Les dates de création de ces entreprises, lorsqu'elles sont connues, s'échelonnent globalement, toutes activités confondues, du milieu du 19e siècle jusque dans les années 1920.
Le tissage marnais s'installe à Reims et dans la vallée de la Suippe essentiellement au cours du 3e quart du 19e siècle, et les grandes usines textiles sedanaises du 19e siècle plutôt vers 1870-1880. Les blanchisseries auboises datent soit du 19e siècle, après 1865, soit des années 1920. Le plus grand nombre des teintureries ardennaises sont assez anciennes de création (années 1820-1830, 1865), les exemples marnais un peu moins vieux (années 1850-1875-fin 19e siècle et années 1920), et ceux de l'Aube plus récents (fin 19e siècle et années 1920). La situation est assez comparable pour les usines d'apprêt des étoffes, qui sont de création globalement plus récente dans l'Aube (vers 1865 et 1880 mais surtout 1ère moitié du 20e siècle) que dans la Marne (milieu 19e siècle et vers 1880) ; ainsi que pour les usines de blanchiment auboises (vers 1865 et années 1920). Les moulins à foulon, structure plus archaïque, moins industrielle, respectent une autre chrono-logique et constituent souvent les sites les plus anciens du corpus, souvent du 18e siècle (5 cas), voire davantage (Vaux-sur-Blaise, 1550).
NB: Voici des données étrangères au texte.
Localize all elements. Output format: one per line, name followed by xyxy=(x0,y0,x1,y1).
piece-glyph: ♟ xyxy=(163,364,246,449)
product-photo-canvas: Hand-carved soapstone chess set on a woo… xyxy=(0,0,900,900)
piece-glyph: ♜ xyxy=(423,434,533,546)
Les autres catégories comportent également quelques sites dont la création remonte exceptionnellement au-delà du milieu du 19e siècle (excepté pour les blanchisseries et usines d'apprêt dont les fondations ne sont pas antérieures). Pour le tissage, les premières mentions datent de 1823 (La Ferté-sur-Chiers, 08), et à Reims de 1805 (tissage du Mont-Dieu) et 1834 (tissage des Capucins). Les premières teintureries connues datent pareillement des années 1820 et 1830 et sont ardennaises (Guilhas et Peyre/Labauche à Sedan). Une place à part doit être faite aux « usines textiles », qui souvent correspondent à de grandes installations, appelées « fabriques » sous l'Ancien Régime. Tous les sites les plus anciens une nouvelle fois sont ardennais, ou pour mieux dire, sedanais : usines Cunin-Gridaine, Labrosse-Bechet, et Montagnac. Deux sites bien connus ressortent du lot : la manufacture de drap dite des Gros-Chiens (1688), et bien entendu la manufacture royale du Dijonval (depuis 1646), laquelle a marqué le début de l'activité du tissage dans le sedanais.